An increasing continuous subsequence:
- Can be from right to left or from left to right.
- Indices of the integers in the subsequence should be continuous.
Notice
O(n) time and O(1) extra space.
最开始看这道题的时候,被题目说的“Can be from right to left or from left to right”即所谓双向吓到了。就感觉自己得同时更新从左到右的最长和从右到左的最长,这可怎么办思路一下子很混乱。然而LICS的双向仅仅就是表达“既可递增也可以递减”这个意思。所以处理方法很简单,你把递增和递减的最长连续子序列都求出来,最后取一个max就可以了。

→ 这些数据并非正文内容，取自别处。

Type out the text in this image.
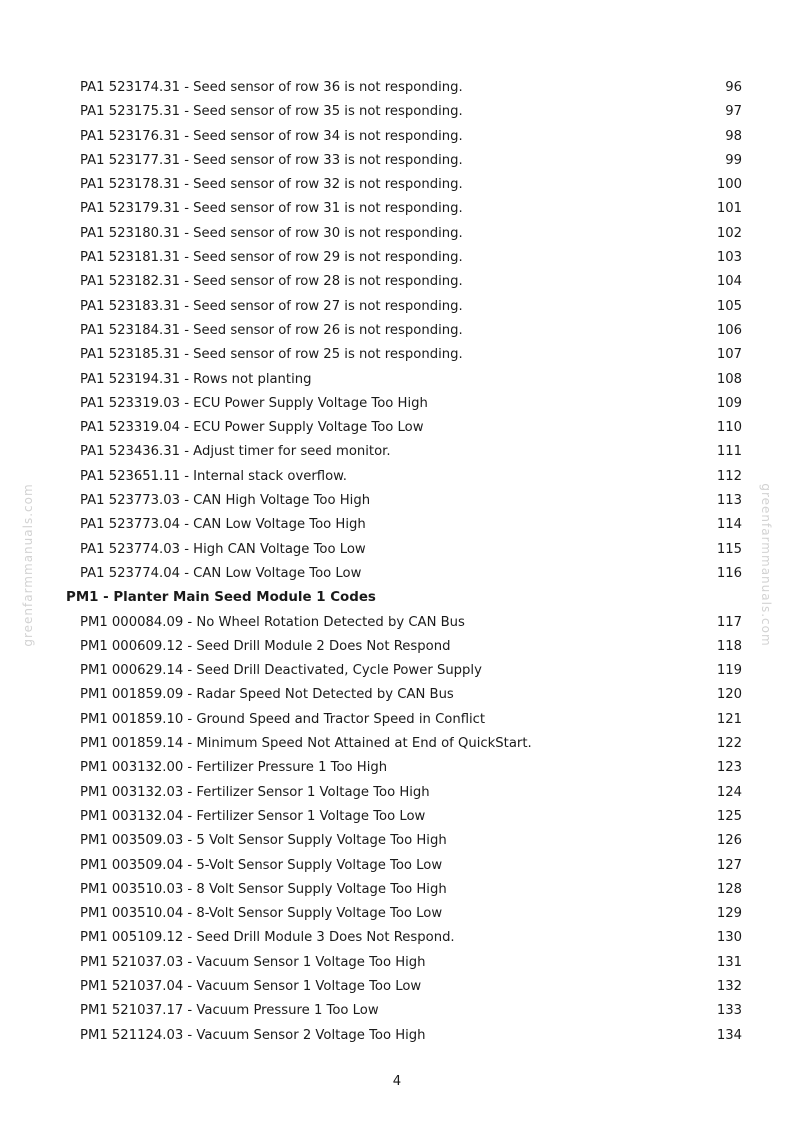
greenfarmmanuals.com	greenfarmmanuals.com
PA1 523174.31 - Seed sensor of row 36 is not responding.	96
PA1 523175.31 - Seed sensor of row 35 is not responding.	97
PA1 523176.31 - Seed sensor of row 34 is not responding.	98
PA1 523177.31 - Seed sensor of row 33 is not responding.	99
PA1 523178.31 - Seed sensor of row 32 is not responding.	100
PA1 523179.31 - Seed sensor of row 31 is not responding.	101
PA1 523180.31 - Seed sensor of row 30 is not responding.	102
PA1 523181.31 - Seed sensor of row 29 is not responding.	103
PA1 523182.31 - Seed sensor of row 28 is not responding.	104
PA1 523183.31 - Seed sensor of row 27 is not responding.	105
PA1 523184.31 - Seed sensor of row 26 is not responding.	106
PA1 523185.31 - Seed sensor of row 25 is not responding.	107
PA1 523194.31 - Rows not planting	108
PA1 523319.03 - ECU Power Supply Voltage Too High	109
PA1 523319.04 - ECU Power Supply Voltage Too Low	110
PA1 523436.31 - Adjust timer for seed monitor.	111
PA1 523651.11 - Internal stack overflow.	112
PA1 523773.03 - CAN High Voltage Too High	113
PA1 523773.04 - CAN Low Voltage Too High	114
PA1 523774.03 - High CAN Voltage Too Low	115
PA1 523774.04 - CAN Low Voltage Too Low	116
PM1 - Planter Main Seed Module 1 Codes
PM1 000084.09 - No Wheel Rotation Detected by CAN Bus	117
PM1 000609.12 - Seed Drill Module 2 Does Not Respond	118
PM1 000629.14 - Seed Drill Deactivated, Cycle Power Supply	119
PM1 001859.09 - Radar Speed Not Detected by CAN Bus	120
PM1 001859.10 - Ground Speed and Tractor Speed in Conflict	121
PM1 001859.14 - Minimum Speed Not Attained at End of QuickStart.	122
PM1 003132.00 - Fertilizer Pressure 1 Too High	123
PM1 003132.03 - Fertilizer Sensor 1 Voltage Too High	124
PM1 003132.04 - Fertilizer Sensor 1 Voltage Too Low	125
PM1 003509.03 - 5 Volt Sensor Supply Voltage Too High	126
PM1 003509.04 - 5-Volt Sensor Supply Voltage Too Low	127
PM1 003510.03 - 8 Volt Sensor Supply Voltage Too High	128
PM1 003510.04 - 8-Volt Sensor Supply Voltage Too Low	129
PM1 005109.12 - Seed Drill Module 3 Does Not Respond.	130
PM1 521037.03 - Vacuum Sensor 1 Voltage Too High	131
PM1 521037.04 - Vacuum Sensor 1 Voltage Too Low	132
PM1 521037.17 - Vacuum Pressure 1 Too Low	133
PM1 521124.03 - Vacuum Sensor 2 Voltage Too High	134
4
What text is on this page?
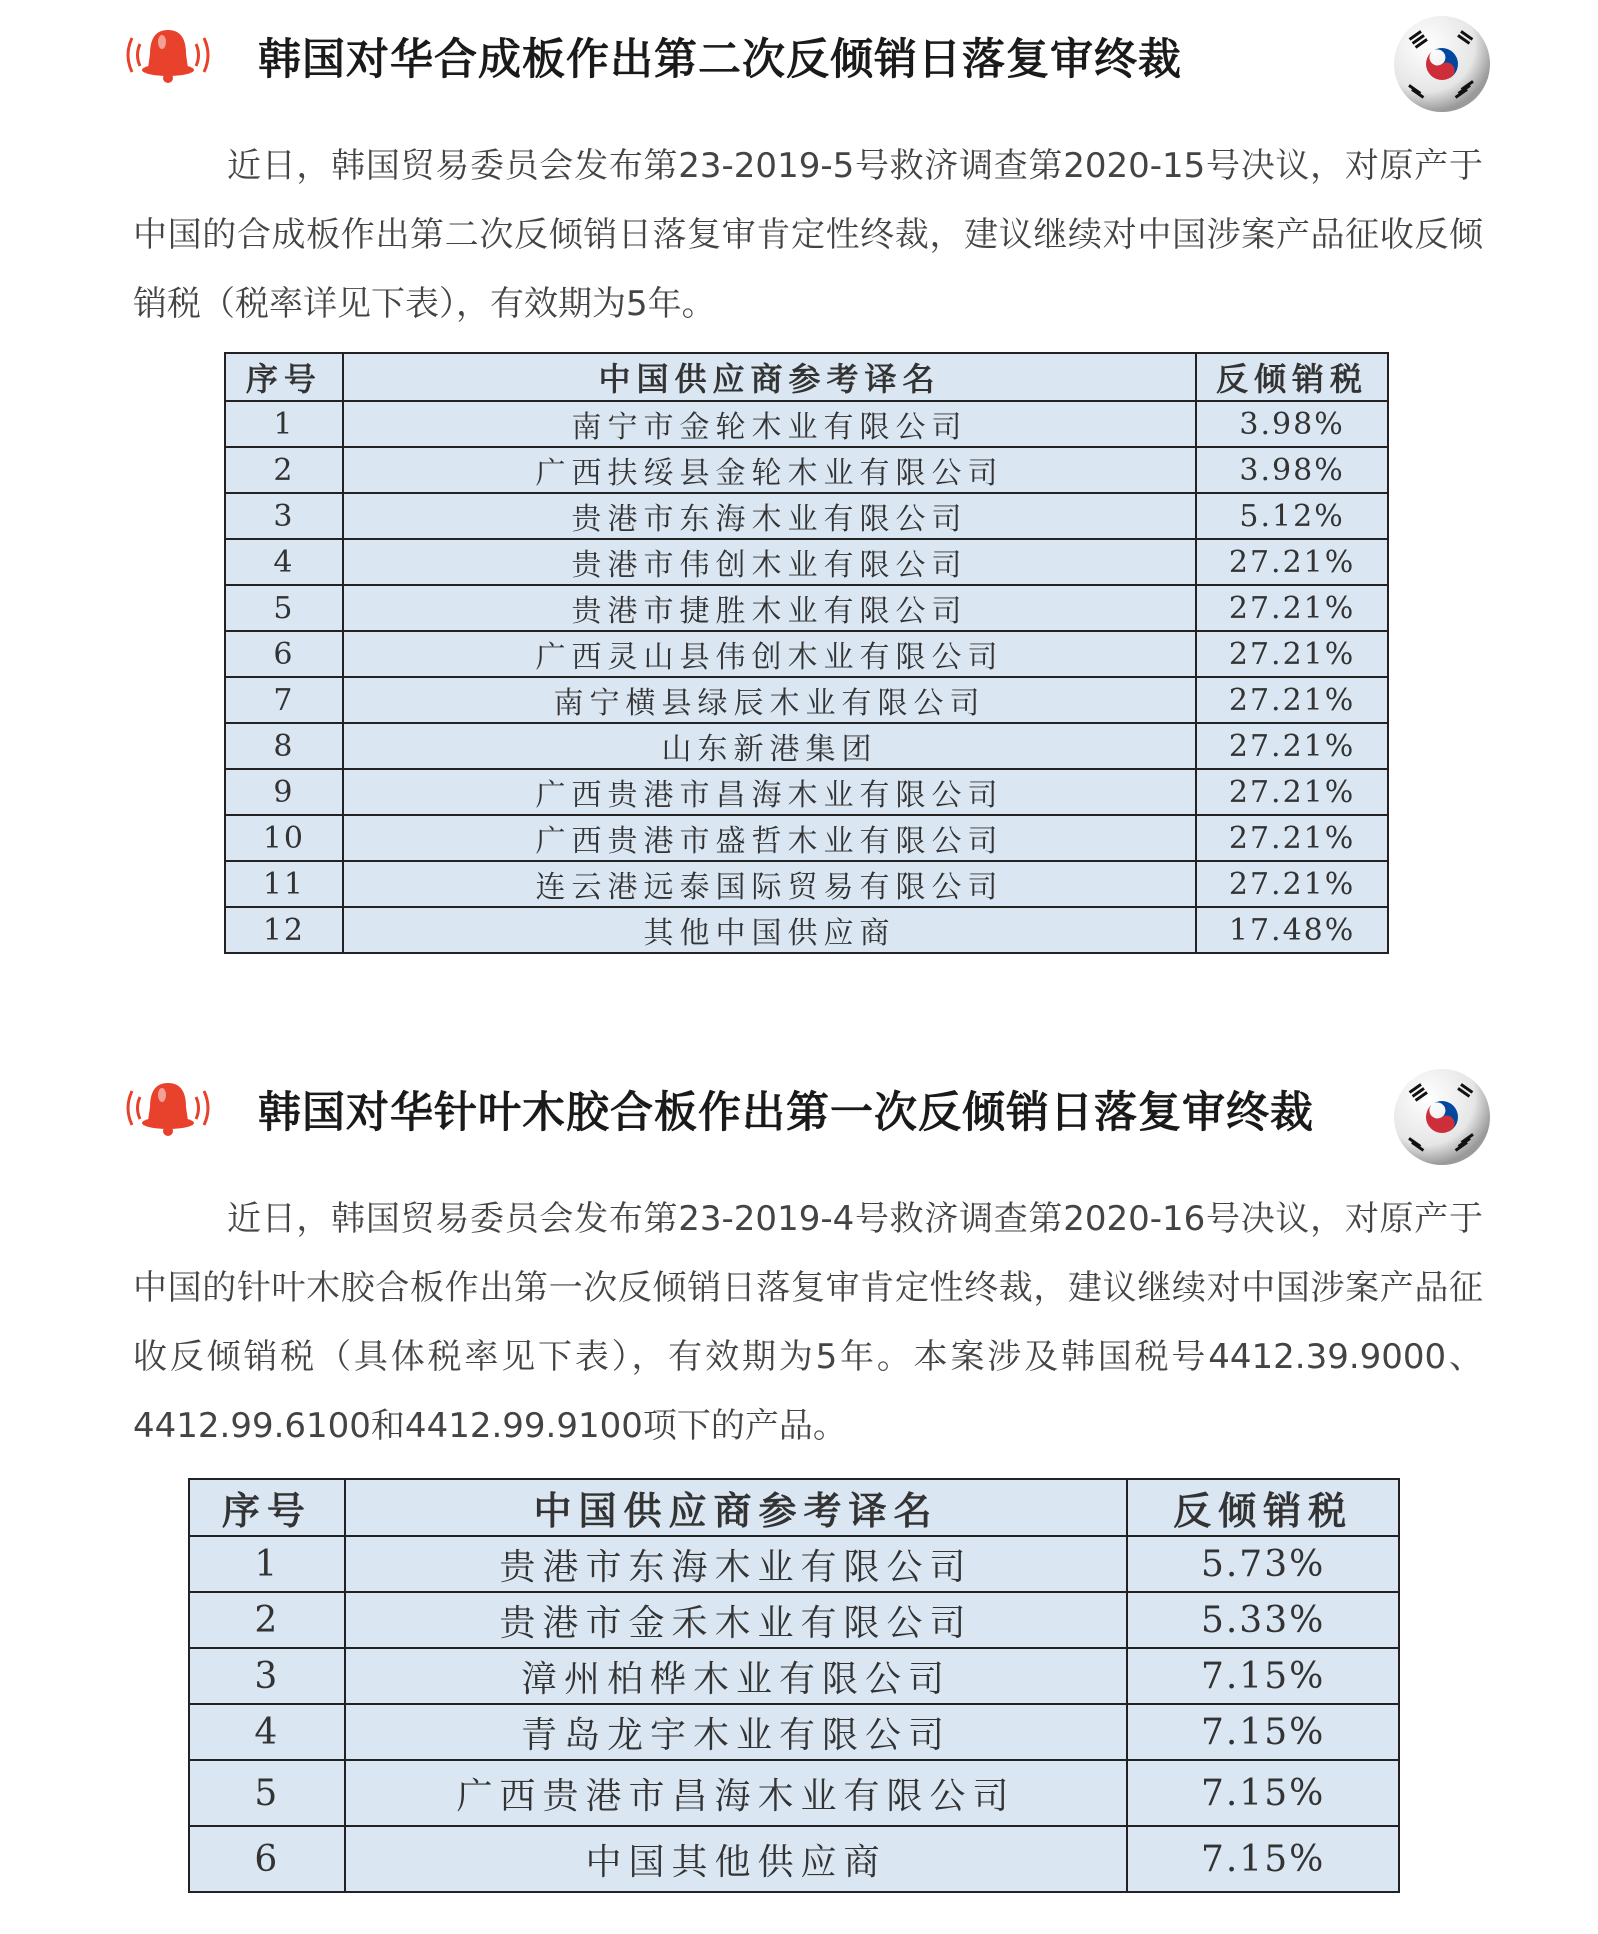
韩国对华合成板作出第二次反倾销日落复审终裁

近日，韩国贸易委员会发布第23-2019-5号救济调查第2020-15号决议，对原产于中国的合成板作出第二次反倾销日落复审肯定性终裁，建议继续对中国涉案产品征收反倾销税（税率详见下表），有效期为5年。

序号	中国供应商参考译名	反倾销税
1	南宁市金轮木业有限公司	3.98%
2	广西扶绥县金轮木业有限公司	3.98%
3	贵港市东海木业有限公司	5.12%
4	贵港市伟创木业有限公司	27.21%
5	贵港市捷胜木业有限公司	27.21%
6	广西灵山县伟创木业有限公司	27.21%
7	南宁横县绿辰木业有限公司	27.21%
8	山东新港集团	27.21%
9	广西贵港市昌海木业有限公司	27.21%
10	广西贵港市盛哲木业有限公司	27.21%
11	连云港远泰国际贸易有限公司	27.21%
12	其他中国供应商	17.48%
韩国对华针叶木胶合板作出第一次反倾销日落复审终裁

近日，韩国贸易委员会发布第23-2019-4号救济调查第2020-16号决议，对原产于中国的针叶木胶合板作出第一次反倾销日落复审肯定性终裁，建议继续对中国涉案产品征收反倾销税（具体税率见下表），有效期为5年。本案涉及韩国税号4412.39.9000、4412.99.6100和4412.99.9100项下的产品。

序号	中国供应商参考译名	反倾销税
1	贵港市东海木业有限公司	5.73%
2	贵港市金禾木业有限公司	5.33%
3	漳州柏桦木业有限公司	7.15%
4	青岛龙宇木业有限公司	7.15%
5	广西贵港市昌海木业有限公司	7.15%
6	中国其他供应商	7.15%
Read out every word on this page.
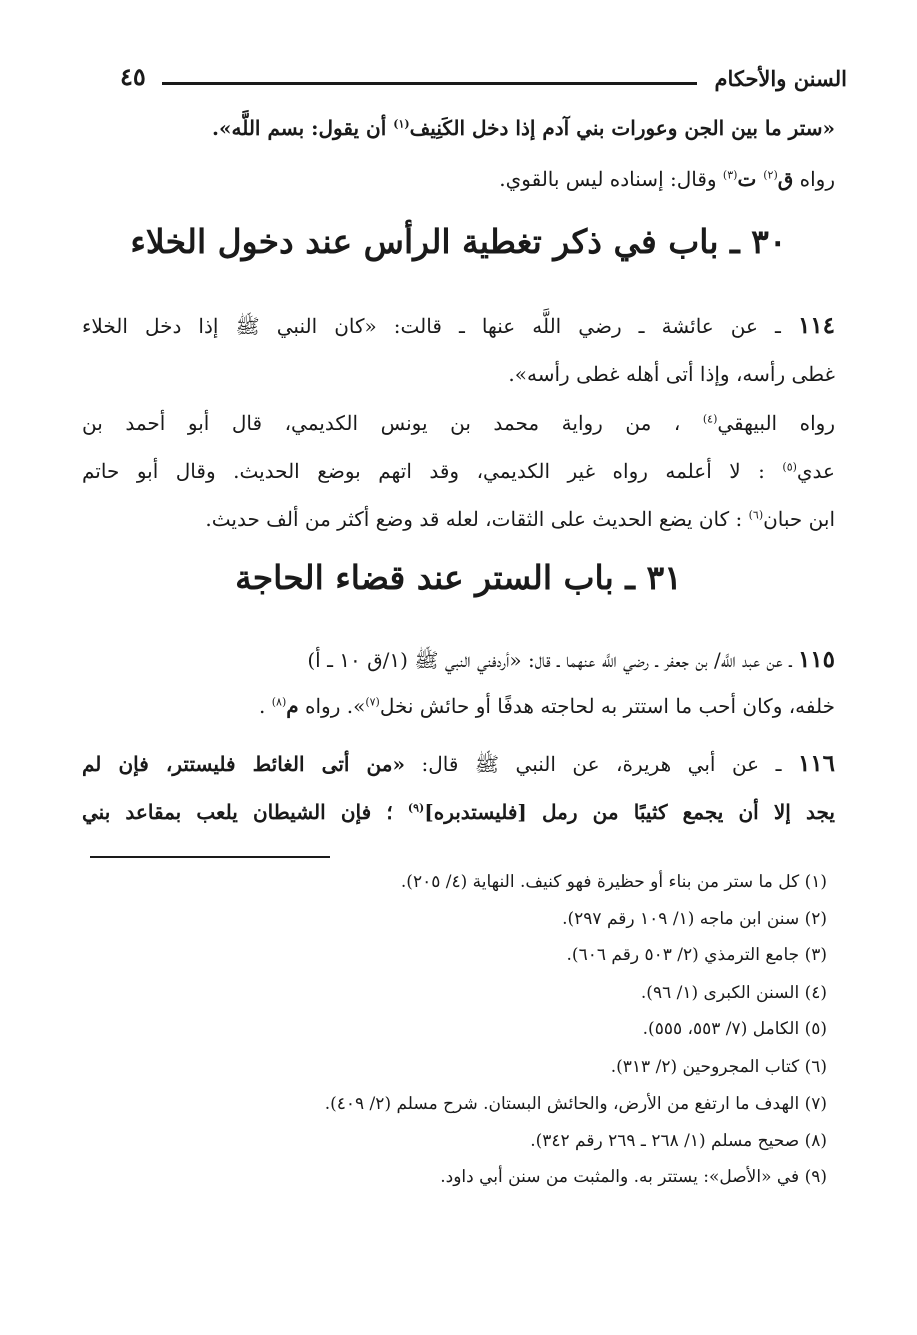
السنن والأحكام
٤٥
«ستر ما بين الجن وعورات بني آدم إذا دخل الكَنِيف$^{(١)}$ أن يقول: بسم اللَّه».
رواه ق$^{(٢)}$ ت$^{(٣)}$ وقال: إسناده ليس بالقوي.
٣٠ ـ باب في ذكر تغطية الرأس عند دخول الخلاء
١١٤ ـ عن عائشة ـ رضي اللَّه عنها ـ قالت: «كان النبي ﷺ إذا دخل الخلاء
غطى رأسه، وإذا أتى أهله غطى رأسه».
رواه البيهقي$^{(٤)}$ ، من رواية محمد بن يونس الكديمي، قال أبو أحمد بن
عدي$^{(٥)}$ : لا أعلمه رواه غير الكديمي، وقد اتهم بوضع الحديث. وقال أبو حاتم
ابن حبان$^{(٦)}$ : كان يضع الحديث على الثقات، لعله قد وضع أكثر من ألف حديث.
٣١ ـ باب الستر عند قضاء الحاجة
١١٥ ـ عن عبد اللَّه/ بن جعفر ـ رضي اللَّه عنهما ـ قال: «أردفني النبي ﷺ (١/ق ١٠ ـ أ)
خلفه، وكان أحب ما استتر به لحاجته هدفًا أو حائش نخل$^{(٧)}$». رواه م$^{(٨)}$ .
١١٦ ـ عن أبي هريرة، عن النبي ﷺ قال: «من أتى الغائط فليستتر، فإن لم
يجد إلا أن يجمع كثيبًا من رمل [فليستدبره]$^{(٩)}$ ؛ فإن الشيطان يلعب بمقاعد بني
(١) كل ما ستر من بناء أو حظيرة فهو كنيف. النهاية (٤/ ٢٠٥).
(٢) سنن ابن ماجه (١/ ١٠٩ رقم ٢٩٧).
(٣) جامع الترمذي (٢/ ٥٠٣ رقم ٦٠٦).
(٤) السنن الكبرى (١/ ٩٦).
(٥) الكامل (٧/ ٥٥٣، ٥٥٥).
(٦) كتاب المجروحين (٢/ ٣١٣).
(٧) الهدف ما ارتفع من الأرض، والحائش البستان. شرح مسلم (٢/ ٤٠٩).
(٨) صحيح مسلم (١/ ٢٦٨ ـ ٢٦٩ رقم ٣٤٢).
(٩) في «الأصل»: يستتر به. والمثبت من سنن أبي داود.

最简单的方法是用两个for loop分别求出连续递增子序列的长度和连续递减子序列的长度。注意每次遇到不满足连续递增或递减时,要让lics = 1表示重新计数。 同时要注意求完递增该求递减的时候,一定要reset lics = 1.
public class Solution {
/*
* @param A: An array of Integer
* @return: an integer
*/
public int longestIncreasingContinuousSubsequence(int[] A) {
// write your code here
if (A == null || A.length == 0){
return 0;
}
int lics = 1;
int licsMax = 1;
for (int i = 1; i < A.length; i++){
if (A[i] > A[i - 1]){
lics++;
licsMax = Math.max(licsMax, lics);
} else {
lics = 1;
}
}
lics = 1;
for (int i = 1; i < A.length; i++){
if (A[i] < A[i - 1]){
lics++;
licsMax = Math.max(licsMax, lics);
} else {
lics = 1;
}
}
return licsMax;
}
}
这道题还有动态规划的方法, 实际上思路跟上面的for循环方法是一摸一样的。
public class Solution {
/*
* @param A: An array of Integer
* @return: an integer
*/
public int longestIncreasingContinuousSubsequence(int[] A) {
// write your code here
if (A == null || A.length == 0){
return 0;
}
int n = A.length;
//state:f[x] stands for the LICS at the position i.
int[] f = new int[n];
int max = 1;
int maxReverse = 1;
//function and initialize
f[0] = 1;
for (int i = 1; i < n; i++){
f[i] = A[i] > A[i - 1] ? f[i - 1] + 1 : 1;
max = Math.max(max, f[i]);
}
f[n - 1] = 1;
for (int i = n - 2; i >= 0; i--){
f[i] = A[i] > A[i + 1] ? f[i + 1] + 1 : 1;
maxReverse = Math.max(f[i], maxReverse);
}
//answer
return Math.max(max, maxReverse);
}
}